From the beginning, the strangers are a thorn in the side of the plumber Hervé (Lauren Lafitte), because in his opinion he is bad or not good enough, because he is very, very efficient and from here. Online he finds the hold in conspiracy theories that his living environment no longer gives. His frustration is a feast for the People’s Fakers from the Identitarian Movement. What follows is a broken pipe, a broken house, a broken marriage, a broken nose and a difficult birth on the beach.
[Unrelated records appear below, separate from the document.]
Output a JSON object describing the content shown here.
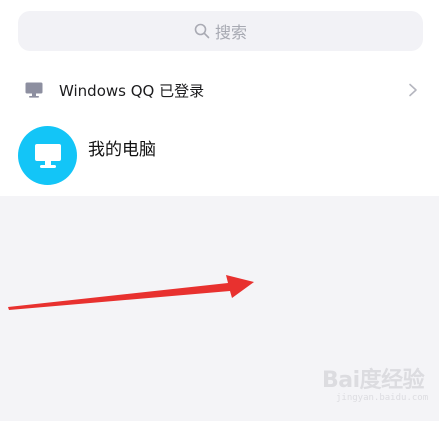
{
  "search": {
    "label": "搜索",
    "icon": "search-icon"
  },
  "device_login": {
    "label": "Windows QQ 已登录",
    "icon": "monitor-icon"
  },
  "contact": {
    "name": "我的电脑",
    "avatar_icon": "monitor-icon",
    "avatar_color": "#13c5f7"
  },
  "annotation": {
    "arrow_color": "#e8312f"
  },
  "watermark": {
    "main": "Bai度经验",
    "sub": "jingyan.baidu.com"
  },
  "colors": {
    "background": "#f4f4f7",
    "panel": "#ffffff",
    "search_bg": "#f2f2f6"
  }
}
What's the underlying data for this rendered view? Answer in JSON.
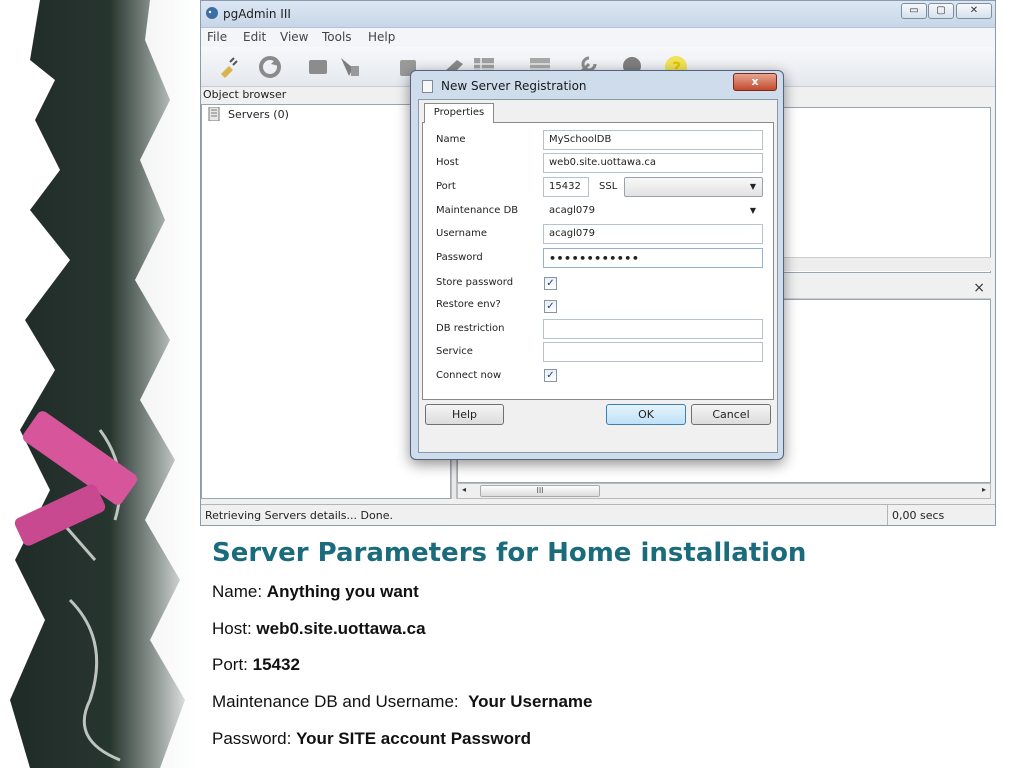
{
  "app": {
    "title": "pgAdmin III",
    "caption_buttons": {
      "minimize": "▭",
      "maximize": "▢",
      "close": "✕"
    },
    "menu": [
      "File",
      "Edit",
      "View",
      "Tools",
      "Help"
    ],
    "toolbar_icons": [
      "plug-icon",
      "refresh-icon",
      "properties-icon",
      "create-object-icon",
      "delete-icon",
      "sql-icon",
      "view-data-icon",
      "filter-icon",
      "maintenance-icon",
      "plugin-icon",
      "help-icon"
    ]
  },
  "object_browser": {
    "header": "Object browser",
    "tree": [
      {
        "label": "Servers (0)",
        "icon": "servers-icon"
      }
    ]
  },
  "sql_pane": {
    "close_glyph": "×"
  },
  "scrollbar": {
    "left_arrow": "◂",
    "right_arrow": "▸",
    "thumb_grip": "III"
  },
  "statusbar": {
    "message": "Retrieving Servers details... Done.",
    "timer": "0,00 secs"
  },
  "dialog": {
    "title": "New Server Registration",
    "close_glyph": "x",
    "tab": "Properties",
    "fields": {
      "name": {
        "label": "Name",
        "value": "MySchoolDB"
      },
      "host": {
        "label": "Host",
        "value": "web0.site.uottawa.ca"
      },
      "port": {
        "label": "Port",
        "value": "15432"
      },
      "ssl": {
        "label": "SSL",
        "value": ""
      },
      "maintenance_db": {
        "label": "Maintenance DB",
        "value": "acagl079"
      },
      "username": {
        "label": "Username",
        "value": "acagl079"
      },
      "password": {
        "label": "Password",
        "value": "••••••••••••"
      },
      "store_password": {
        "label": "Store password",
        "checked": true
      },
      "restore_env": {
        "label": "Restore env?",
        "checked": true
      },
      "db_restriction": {
        "label": "DB restriction",
        "value": ""
      },
      "service": {
        "label": "Service",
        "value": ""
      },
      "connect_now": {
        "label": "Connect now",
        "checked": true
      }
    },
    "check_glyph": "✓",
    "dropdown_glyph": "▼",
    "buttons": {
      "help": "Help",
      "ok": "OK",
      "cancel": "Cancel"
    }
  },
  "slide": {
    "title": "Server Parameters for Home installation",
    "lines": [
      {
        "label": "Name: ",
        "value": "Anything you want"
      },
      {
        "label": "Host: ",
        "value": "web0.site.uottawa.ca"
      },
      {
        "label": "Port: ",
        "value": "15432"
      },
      {
        "label": "Maintenance DB and Username:  ",
        "value": "Your Username"
      },
      {
        "label": "Password: ",
        "value": "Your SITE account Password"
      }
    ]
  },
  "colors": {
    "slide_title": "#1a6b7c",
    "chalk_pink": "#d6559b",
    "dialog_frame": "#cfdcec"
  }
}
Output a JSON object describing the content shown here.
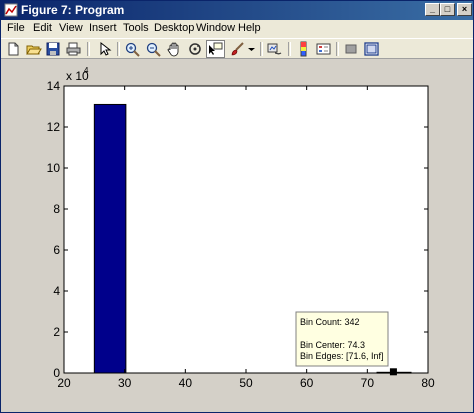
{
  "window": {
    "title": "Figure 7: Program",
    "controls": {
      "minimize": "_",
      "maximize": "□",
      "close": "×"
    }
  },
  "menu": {
    "items": [
      "File",
      "Edit",
      "View",
      "Insert",
      "Tools",
      "Desktop",
      "Window",
      "Help"
    ]
  },
  "toolbar": {
    "icons": [
      "new-figure-icon",
      "open-file-icon",
      "save-icon",
      "print-icon",
      "edit-plot-arrow-icon",
      "zoom-in-icon",
      "zoom-out-icon",
      "pan-hand-icon",
      "rotate-3d-icon",
      "data-cursor-icon",
      "brush-icon",
      "dropdown-arrow-icon",
      "link-plot-icon",
      "colorbar-icon",
      "legend-icon",
      "hide-plot-tools-icon",
      "show-plot-tools-icon"
    ],
    "active": "data-cursor-icon"
  },
  "colors": {
    "bar_fill": "#00008b",
    "datatip_bg": "#ffffe1",
    "title_bar": "#0a246a"
  },
  "chart_data": {
    "type": "bar",
    "x_ticks": [
      "20",
      "30",
      "40",
      "50",
      "60",
      "70",
      "80"
    ],
    "y_ticks": [
      "0",
      "2",
      "4",
      "6",
      "8",
      "10",
      "12",
      "14"
    ],
    "y_multiplier": "x 10",
    "y_exponent": "4",
    "xlim": [
      20,
      80
    ],
    "ylim": [
      0,
      140000
    ],
    "bars": [
      {
        "left": 25,
        "right": 30.2,
        "value": 131000
      },
      {
        "left": 71.6,
        "right": 77.2,
        "value": 342
      }
    ],
    "datatip": {
      "line1": "Bin Count: 342",
      "line2": "Bin Center: 74.3",
      "line3": "Bin Edges: [71.6, Inf]",
      "x": 74.3,
      "y": 342
    },
    "grid": false
  }
}
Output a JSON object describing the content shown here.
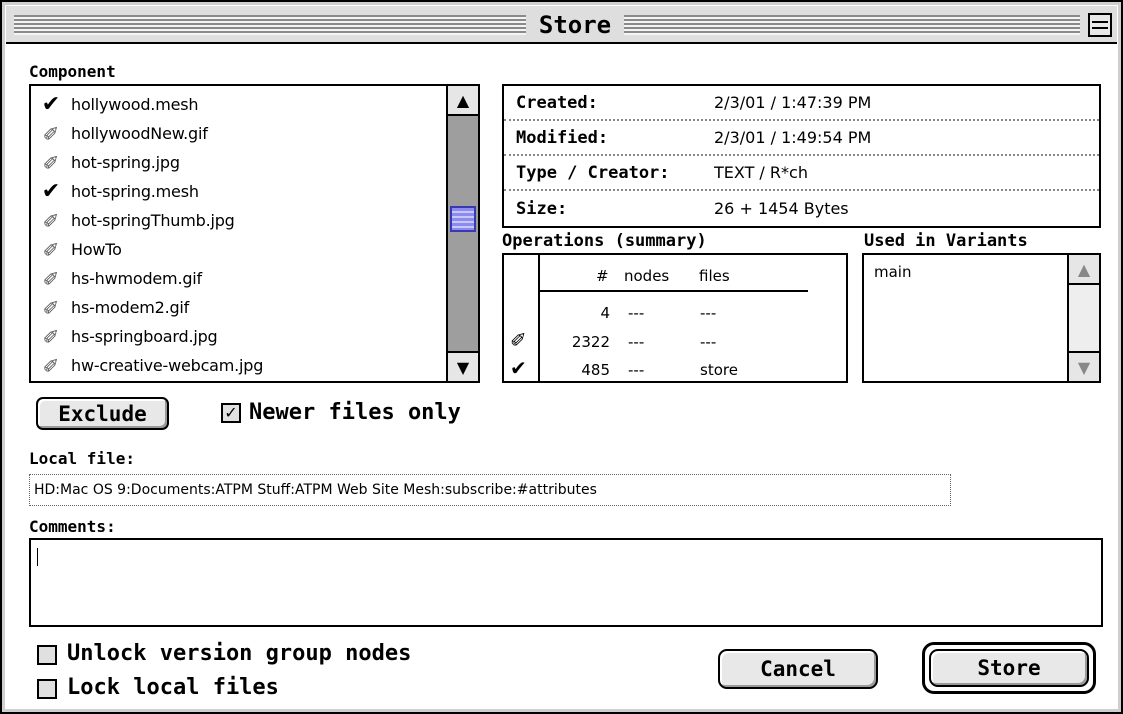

“The barbarians” is a rather light film with a happy ending despite the fleeing history of the Fayads, which largely works as a comedy. But Julie Delpy, who was primarily known as an actress, has been able to make films for almost 20 years and was nominated for the Oscar for almost 20 years to bring serious questions to the screen: What problems arise when strangers are dependent on each other without being at peace with themselves? How can a warm -hearted will arise to shape a community as a community if the only thing that holds together is that you are never gone? What is reprehensible about the desire to be used?
Certainly there have been much more shocked escape stories in the cinema over the past few years, but “the barbarians” offers a criticism of the business with flight, the instrumental relationship with those in need. The film also shows how people who have to have something to say something to say, hide behind political phrase language, which contradicts their entire appearance and quality. Overall, so: pedagogically valuable.
“The barbarians – welcome to Brittany”: France 2024. Director and book: Julie Delpy. With: Julie Delpy, Sandrine Kiberlain, Laurent Lafitte, Ziad Bakri. 104 min.